17. We are of the opinion that PO has been overtaken by the decision in the Pankina case. It is now established that policy guidance is not part of the Rules. We are bound simply to construe the Immigration Rules. We are fortified in that decision by the case of FA and AA (PBS: effect of Pankina) Nigeria [2010] UKUT 00304 (IAC) which was decided after Pankina. In that case the principal appellant was a student and her husband’s application was dependent on hers. For cultural reasons the couple’s money was in a bank account in the husband’s name alone. The Upper Tribunal found that once it is established that the policy guidance does not have the status of the Immigration Rules for the purpose of immigration appeals there is no reason why in a particular case an appellant cannot establish that she has funds available to her from a bank account in her husband’s name. The evidence in the case was that the husband consented to the money in his bank account being used for his wife’s expenses and studying and that he had paid fees to the institution. The Tribunal held that she was therefore able to demonstrate that she had funds available to her.

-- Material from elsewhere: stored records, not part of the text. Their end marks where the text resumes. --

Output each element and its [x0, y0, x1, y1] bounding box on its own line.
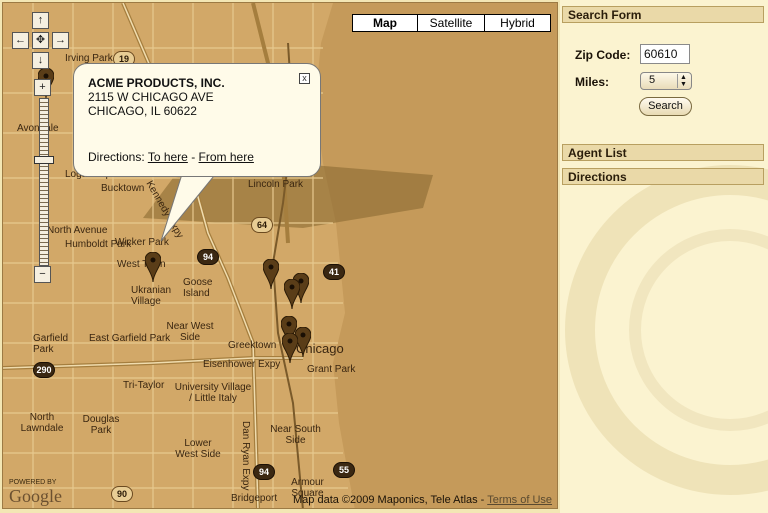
miles-select[interactable]: 5 ▲ ▼: [640, 72, 692, 90]
close-icon[interactable]: x: [299, 73, 310, 84]
location-marker-icon[interactable]: [284, 279, 300, 309]
route-shield: 55: [333, 462, 355, 478]
pan-up-button[interactable]: ↑: [32, 12, 49, 29]
pan-right-button[interactable]: →: [52, 32, 69, 49]
map-label: Dan Ryan Expy: [240, 421, 251, 491]
map-label: Garfield Park: [33, 333, 69, 355]
copyright-text: Map data ©2009 Maponics, Tele Atlas -: [293, 494, 485, 506]
map-label: Lincoln Park: [248, 179, 304, 190]
location-marker-icon[interactable]: [282, 333, 298, 363]
search-form-header[interactable]: Search Form: [562, 6, 764, 23]
agent-list-header[interactable]: Agent List: [562, 144, 764, 161]
from-here-link[interactable]: From here: [199, 150, 254, 164]
route-shield: 41: [323, 264, 345, 280]
search-button[interactable]: Search: [639, 97, 692, 116]
map-label: North Avenue: [47, 225, 108, 236]
directions-header[interactable]: Directions: [562, 168, 764, 185]
miles-selected-value: 5: [649, 74, 656, 86]
route-shield: 290: [33, 362, 55, 378]
directions-label: Directions:: [88, 150, 145, 164]
google-logo-text: Google: [9, 486, 62, 506]
zoom-slider-track[interactable]: [39, 98, 49, 266]
map-label: Bucktown: [101, 183, 145, 194]
map-label: Eisenhower Expy: [203, 359, 281, 370]
map-label: Ukranian Village: [131, 285, 172, 307]
map-label: Grant Park: [307, 364, 356, 375]
map-label: University Village / Little Italy: [174, 382, 252, 404]
directions-row: Directions: To here - From here: [88, 150, 306, 164]
map-type-hybrid-button[interactable]: Hybrid: [484, 15, 550, 31]
terms-of-use-link[interactable]: Terms of Use: [487, 494, 552, 506]
route-shield: 64: [251, 217, 273, 233]
map-label: East Garfield Park: [89, 333, 171, 344]
miles-label: Miles:: [575, 75, 610, 89]
info-window-tail: [160, 171, 219, 242]
location-marker-icon[interactable]: [263, 259, 279, 289]
map-label: North Lawndale: [20, 412, 64, 434]
map-label: Near West Side: [166, 321, 214, 343]
map-label: Tri-Taylor: [123, 380, 165, 391]
map-label: Near South Side: [270, 424, 321, 446]
location-marker-icon[interactable]: [145, 252, 161, 282]
map-copyright: Map data ©2009 Maponics, Tele Atlas - Te…: [293, 494, 552, 506]
map-label: Douglas Park: [82, 414, 120, 436]
select-arrows-icon: ▲ ▼: [677, 74, 689, 88]
google-logo[interactable]: POWERED BY Google: [9, 479, 62, 507]
address-line-1: 2115 W CHICAGO AVE: [88, 90, 214, 104]
map-canvas[interactable]: Irving Park Rd Avondale Logan Square Buc…: [2, 2, 558, 509]
zip-code-label: Zip Code:: [575, 48, 631, 62]
map-label: Avondale: [17, 123, 59, 134]
zoom-out-button[interactable]: −: [34, 266, 51, 283]
business-name: ACME PRODUCTS, INC.: [88, 76, 225, 90]
zoom-slider-handle[interactable]: [34, 156, 54, 164]
directions-separator: -: [191, 150, 196, 164]
map-type-map-button[interactable]: Map: [353, 15, 417, 31]
route-shield: 90: [111, 486, 133, 502]
map-label: Bridgeport: [231, 493, 278, 504]
zoom-in-button[interactable]: +: [34, 79, 51, 96]
map-label: Greektown: [228, 340, 277, 351]
map-type-control: Map Satellite Hybrid: [352, 14, 551, 32]
powered-by-text: POWERED BY: [9, 479, 57, 486]
map-type-satellite-button[interactable]: Satellite: [417, 15, 484, 31]
pan-down-button[interactable]: ↓: [32, 52, 49, 69]
zip-code-input[interactable]: [640, 44, 690, 64]
info-window: x ACME PRODUCTS, INC. 2115 W CHICAGO AVE…: [73, 63, 321, 177]
pan-left-button[interactable]: ←: [12, 32, 29, 49]
address-line-2: CHICAGO, IL 60622: [88, 104, 197, 118]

18. Further, In the case of CDS (PBS – “available” – Article 8) Brazil [2010] UKUT 00305 (IAC), a case decided on the same day as FA and AA by the same Tribunal, it was held that funds are “available” to a claimant at the material time if they belong to a third party but that party is shown to be willing to deploy them to support the claimant for the purpose contemplated.
19. We find that there is no proper distinction to be made between the situation of the appellant who has funds available to him from his bank and that of the appellants in the cases referred to above who had funds available from third parties. Mr Nath, for the respondent, was correct to state that this loan arrangement is not formally constituted by a loan agreement and has no particular term during which it runs. We do not agree with him, however, that that is of relevance to the categorisation of the arrangement. It remains an arrangement whereby the appellant can, if he so wishes, draw down funds for use by himself and his family. Had the appellant so wished he could have withdrawn funds to the extent of over £1,200 and placed them in an account and then shown the respondent evidence of those funds in the account. We take the view that, in those circumstances, it cannot be argued that he has not shown that he has funds available to him in the context of the Immigration Rules. We mention simply for completeness that the form supplied by the respondent for completion by the appellant, as outlined above, makes reference to “access” to funds. While we are bound to have regard only to the Rules, we note that the appellant argues in his written grounds that it is not made clear that funds must be in a bank account and in light of the wording in the form we are inclined to agree that he may be correct.
20. We were not asked to reconsider the decision made by the FtT on Article 8 grounds and therefore have not done so.
21. To summarise:
The FtT materially erred in law and we set aside its decision.
The decision we re-make is to allow the appellants’ appeals.